Но делает вид, что ему наплевать. Или на самом деле наплевать. Я не знаю. Вряд ли это знает даже он сам.

Понятия не имею, сколько это длится. Мне кажется, что всего лишь пару-тройку вечностей. Нелепая немая сцена. Пародия на драму. Если у парня, сидящего напротив, есть хоть немного мозгов, то для него этот промежуток времени раз в десять больше.

И тут окаменевшую, оцепенелую тишину нарушает какой-то нелепый звук. Даже не звук, а так, намек на него. Я, все так же находясь под гипнозом, перевожу взгляд на Юрико. Она подпиливает ногти.

Из меня выдергивают стальной штырь, и я обмякаю. Рука с пистолетом безвольно опускается.

А этот придурок берет чашечку и прихлебывает кофе. Он говорит:

– Значит, этот вариант тебя тоже не устраивает… Итак, сдать меня полиции ты не можешь, уехать ты не можешь, убить меня не можешь. Теперь вопрос: так чего же ты, собственно говоря, можешь?
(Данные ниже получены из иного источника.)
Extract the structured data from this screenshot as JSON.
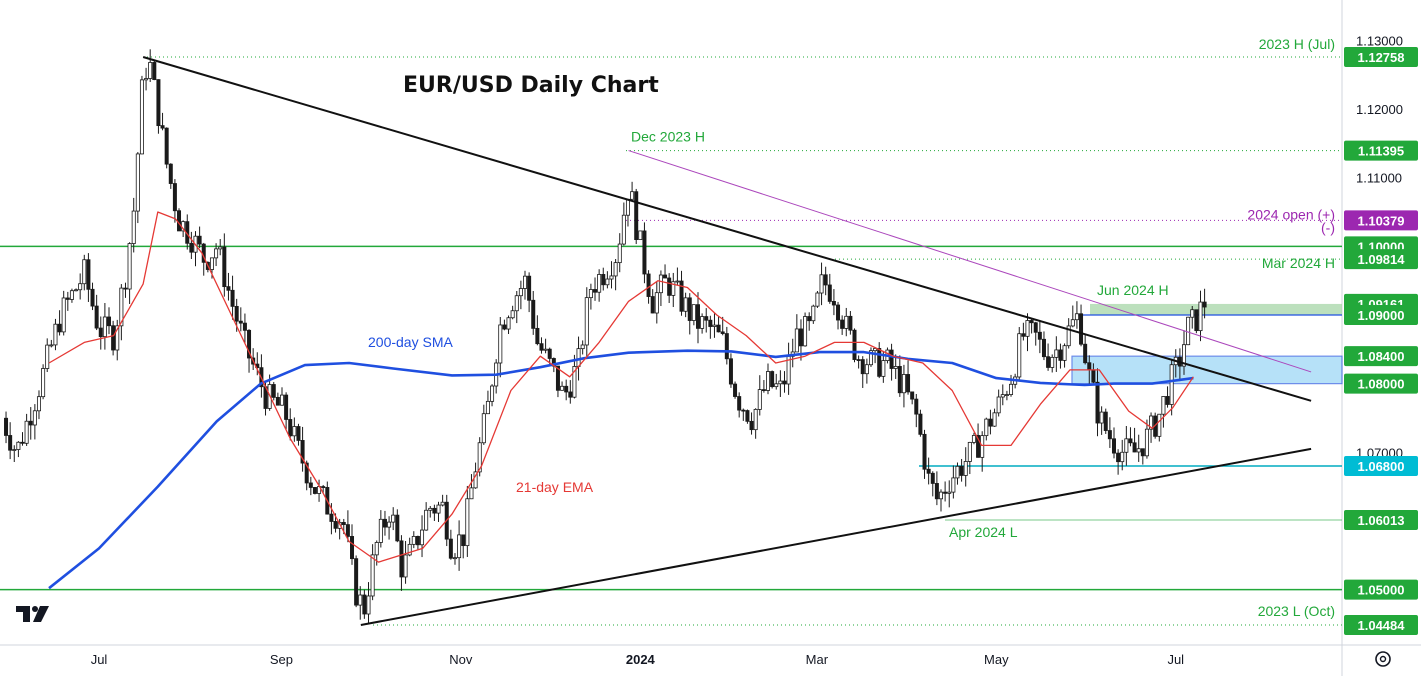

Мне настолько погано, что я почти не слышу его. Так, отдельные слова. Все остальное сливается в ровный гул, на манер пчелиного роя. Мне по-настоящему хреново… Если бы я мог, поднес бы ствол к собственному виску и нажал спуск. Проблема в том, что даже этого я сделать не в силах. Даже такой пустяк для меня – невыполнимая задача.

И я спрашиваю себя: когда ты все растерял, дружище? Все, что было в тебе стоящего…

– У тебя есть виски? – спрашиваю я у Муцуми.

Она кивает и уходит на кухню. Видимо, виски у нее появляется только с приходом брата. Ну-ну… Пока ее нет, мы сидим молча. Юрико все пилит ногти, а Такэо рассеянно гоняет пальцем по столу пустую чашку. Я же ставлю Glock на предохранитель и кладу его перед собой на голову карпа. Движение чашки не прекращается.

Муцуми возвращается с бутылкой Suntory и стаканом, в котором побрякивают в такт ее шагам кубики льда. Я сворачиваю крышку, наливаю почти целый стакан и салютую им моему сегодняшнему победителю.

Стакан виски в руке – мой белый флаг. Грядущее опьянение – безоговорочная капитуляция.